O relatório da PF também aponta que o general Mário Fernandes, ex-ministro interino da Secretaria-Geral da Presidência durante o governo Bolsonaro, foi o idealizador do plano que envolvia a morte de autoridades. Em um áudio recuperado, Fernandes teria afirmado que Bolsonaro deu sua aprovação para o esquema de golpe. Além disso, mensagens recuperadas do celular de Mauro Cid revelam que ele, em conversas com o coronel Marcelo Câmara, também indiciado, procurava informações sobre os deslocamentos do ministro Alexandre de Moraes, sugerindo um monitoramento contínuo de sua movimentação.
Essas conversas, ocorridas em dezembro de 2022, indicam que o grupo investigado estava planejando a morte das autoridades, utilizando métodos como envenenamento ou confrontos armados com armamento pesado. A PF também revelou que o documento detalhando o plano, denominado "Punhal Verde e Amarelo", foi impresso nas instalações do Palácio do Planalto. O general Mário Fernandes foi identificado como o responsável pela impressão de seis cópias do material, que seriam distribuídas durante uma reunião estratégica com a presença de Bolsonaro.
Além disso, a PF identificou registros de entrada de Mário Fernandes no Palácio do Alvorada no dia 17 de dezembro, logo após a impressão dos documentos, indicando sua presença na residência oficial do presidente no dia seguinte à elaboração do plano.
A investigação diz que Jair Bolsonaro teria participado de uma reunião com teor “golpista” em julho de 2022
Outro ponto que teria contribuído para o indiciamento de Bolsonaro, segundo a PF, foi uma reunião com suposto teor golpista em julho de 2022 no Palácio do Planalto, envolvendo integrantes do alto escalão do governo. Durante o encontro, que foi gravado, Bolsonaro teria incentivado ações antes da disputa eleitoral de outubro daquele ano, com uma fala que sinalizaria, no entendimento de investigadores, apoio a um suposto golpe.

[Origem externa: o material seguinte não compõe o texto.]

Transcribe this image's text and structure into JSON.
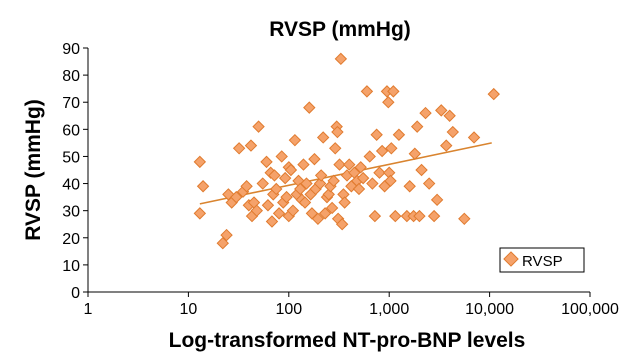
{
  "chart_data": {
    "type": "scatter",
    "title": "RVSP (mmHg)",
    "xlabel": "Log-transformed NT-pro-BNP levels",
    "ylabel": "RVSP (mmHg)",
    "x_scale": "log",
    "xlim": [
      1,
      100000
    ],
    "ylim": [
      0,
      90
    ],
    "x_ticks": [
      1,
      10,
      100,
      1000,
      10000,
      100000
    ],
    "x_tick_labels": [
      "1",
      "10",
      "100",
      "1,000",
      "10,000",
      "100,000"
    ],
    "y_ticks": [
      0,
      10,
      20,
      30,
      40,
      50,
      60,
      70,
      80,
      90
    ],
    "y_tick_labels": [
      "0",
      "10",
      "20",
      "30",
      "40",
      "50",
      "60",
      "70",
      "80",
      "90"
    ],
    "grid": false,
    "legend_position": "bottom-right",
    "series_color": "#f5a26a",
    "series_edge_color": "#e07b2f",
    "trendline_color": "#d9842f",
    "series": [
      {
        "name": "RVSP",
        "marker": "diamond",
        "points": [
          [
            13,
            29
          ],
          [
            13,
            48
          ],
          [
            14,
            39
          ],
          [
            22,
            18
          ],
          [
            24,
            21
          ],
          [
            25,
            36
          ],
          [
            27,
            33
          ],
          [
            30,
            35
          ],
          [
            32,
            53
          ],
          [
            35,
            37
          ],
          [
            38,
            39
          ],
          [
            40,
            32
          ],
          [
            42,
            54
          ],
          [
            43,
            28
          ],
          [
            45,
            33
          ],
          [
            48,
            30
          ],
          [
            50,
            61
          ],
          [
            55,
            40
          ],
          [
            60,
            48
          ],
          [
            62,
            32
          ],
          [
            66,
            44
          ],
          [
            68,
            26
          ],
          [
            70,
            36
          ],
          [
            72,
            43
          ],
          [
            75,
            38
          ],
          [
            80,
            29
          ],
          [
            85,
            50
          ],
          [
            88,
            33
          ],
          [
            92,
            42
          ],
          [
            95,
            35
          ],
          [
            100,
            46
          ],
          [
            100,
            28
          ],
          [
            105,
            45
          ],
          [
            110,
            30
          ],
          [
            115,
            56
          ],
          [
            120,
            36
          ],
          [
            125,
            41
          ],
          [
            130,
            38
          ],
          [
            135,
            34
          ],
          [
            140,
            47
          ],
          [
            145,
            33
          ],
          [
            150,
            40
          ],
          [
            160,
            68
          ],
          [
            165,
            36
          ],
          [
            170,
            29
          ],
          [
            180,
            49
          ],
          [
            185,
            38
          ],
          [
            195,
            27
          ],
          [
            205,
            40
          ],
          [
            210,
            43
          ],
          [
            220,
            57
          ],
          [
            230,
            29
          ],
          [
            240,
            35
          ],
          [
            250,
            36
          ],
          [
            260,
            39
          ],
          [
            270,
            31
          ],
          [
            280,
            41
          ],
          [
            290,
            53
          ],
          [
            300,
            61
          ],
          [
            305,
            59
          ],
          [
            310,
            27
          ],
          [
            320,
            47
          ],
          [
            330,
            86
          ],
          [
            340,
            25
          ],
          [
            350,
            36
          ],
          [
            360,
            33
          ],
          [
            380,
            43
          ],
          [
            400,
            47
          ],
          [
            420,
            39
          ],
          [
            450,
            44
          ],
          [
            480,
            41
          ],
          [
            500,
            38
          ],
          [
            520,
            46
          ],
          [
            550,
            42
          ],
          [
            600,
            74
          ],
          [
            640,
            50
          ],
          [
            680,
            40
          ],
          [
            720,
            28
          ],
          [
            750,
            58
          ],
          [
            800,
            44
          ],
          [
            850,
            52
          ],
          [
            900,
            39
          ],
          [
            950,
            74
          ],
          [
            980,
            70
          ],
          [
            1000,
            44
          ],
          [
            1030,
            41
          ],
          [
            1050,
            53
          ],
          [
            1100,
            74
          ],
          [
            1150,
            28
          ],
          [
            1250,
            58
          ],
          [
            1500,
            28
          ],
          [
            1600,
            39
          ],
          [
            1750,
            28
          ],
          [
            1800,
            51
          ],
          [
            1900,
            61
          ],
          [
            2000,
            28
          ],
          [
            2100,
            45
          ],
          [
            2300,
            66
          ],
          [
            2500,
            40
          ],
          [
            2800,
            28
          ],
          [
            3000,
            34
          ],
          [
            3300,
            67
          ],
          [
            3700,
            54
          ],
          [
            4000,
            65
          ],
          [
            4300,
            59
          ],
          [
            5600,
            27
          ],
          [
            7000,
            57
          ],
          [
            11000,
            73
          ]
        ]
      }
    ],
    "trendline": {
      "type": "linear-in-log-x",
      "points": [
        [
          13,
          32.5
        ],
        [
          10500,
          55
        ]
      ]
    }
  }
}
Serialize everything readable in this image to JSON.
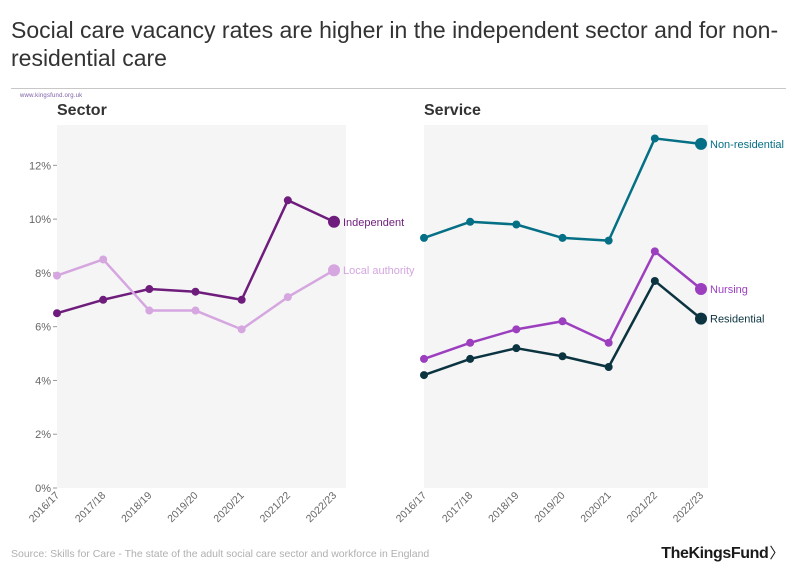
{
  "title": "Social care vacancy rates are higher in the independent sector and for non-residential care",
  "tiny_label": "www.kingsfund.org.uk",
  "source": "Source: Skills for Care - The state of the adult social care sector and workforce in England",
  "logo": {
    "text": "TheKingsFund",
    "chevron": "〉"
  },
  "colors": {
    "independent": "#6f1d7c",
    "local_authority": "#d5a6e0",
    "non_residential": "#056f85",
    "nursing": "#9b3fbf",
    "residential": "#0b3440",
    "panel_bg": "#f5f5f5",
    "axis_text": "#666666"
  },
  "chart_data": [
    {
      "type": "line",
      "title": "Sector",
      "categories": [
        "2016/17",
        "2017/18",
        "2018/19",
        "2019/20",
        "2020/21",
        "2021/22",
        "2022/23"
      ],
      "ylim": [
        0,
        13.5
      ],
      "yticks": [
        0,
        2,
        4,
        6,
        8,
        10,
        12
      ],
      "ytick_labels": [
        "0%",
        "2%",
        "4%",
        "6%",
        "8%",
        "10%",
        "12%"
      ],
      "series": [
        {
          "name": "Independent",
          "color_key": "independent",
          "values": [
            6.5,
            7.0,
            7.4,
            7.3,
            7.0,
            10.7,
            9.9
          ]
        },
        {
          "name": "Local authority",
          "color_key": "local_authority",
          "values": [
            7.9,
            8.5,
            6.6,
            6.6,
            5.9,
            7.1,
            8.1
          ]
        }
      ]
    },
    {
      "type": "line",
      "title": "Service",
      "categories": [
        "2016/17",
        "2017/18",
        "2018/19",
        "2019/20",
        "2020/21",
        "2021/22",
        "2022/23"
      ],
      "ylim": [
        0,
        13.5
      ],
      "series": [
        {
          "name": "Non-residential",
          "color_key": "non_residential",
          "values": [
            9.3,
            9.9,
            9.8,
            9.3,
            9.2,
            13.0,
            12.8
          ]
        },
        {
          "name": "Nursing",
          "color_key": "nursing",
          "values": [
            4.8,
            5.4,
            5.9,
            6.2,
            5.4,
            8.8,
            7.4
          ]
        },
        {
          "name": "Residential",
          "color_key": "residential",
          "values": [
            4.2,
            4.8,
            5.2,
            4.9,
            4.5,
            7.7,
            6.3
          ]
        }
      ]
    }
  ]
}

Na mesma ocasião, o general Augusto Heleno, então chefe do Gabinete de Segurança Institucional (GSI), reforçou a necessidade de “virar a mesa” antes do resultado das urnas. Ele teria argumentado que agir rapidamente era essencial para evitar os desdobramentos das eleições. Heleno também foi indiciado nesta semana e sua defesa ainda não se manifestou.
Segundo a Polícia Federal, o episódio mais significativo teria ocorrido em 22 de novembro de 2022, quando a coligação formada por PL, Republicanos e Progressistas entrou com uma ação no TSE com o objetivo de anular votos de diversas urnas utilizadas nas eleições daquele ano.
A PF também relatou que o comitê de campanha de Bolsonaro, que havia sido alugado pelo PL, continuou a ser utilizado por aliados do ex-presidente após as eleições, com alguns defendendo a “possibilidade de uma intervenção militar”. Valdemar Costa Neto, presidente do PL, não se pronunciou sobre o indiciamento. Já o senador Rogério Marinho (PL-RN), líder da oposição no Senado, afirmou que os indiciamentos são uma forma de perseguição política.
O indiciamento de Valdemar Costa Neto, presidente do PL, partido de Bolsonaro, estaria pautado em um suposto financiamento do partido a uma estrutura voltada a promover alegações de supostas fraudes nas urnas eletrônicas. Fontes ligadas à investigação apontam para uma pressão de Bolsonaro e de seu grupo para que isso ocorresse por meio do partido. Essa estratégia buscava legitimar manifestações que ocorreram em frente a instalações militares, nos acampamentos, nos quais apoiadores do ex-presidente se manifestavam.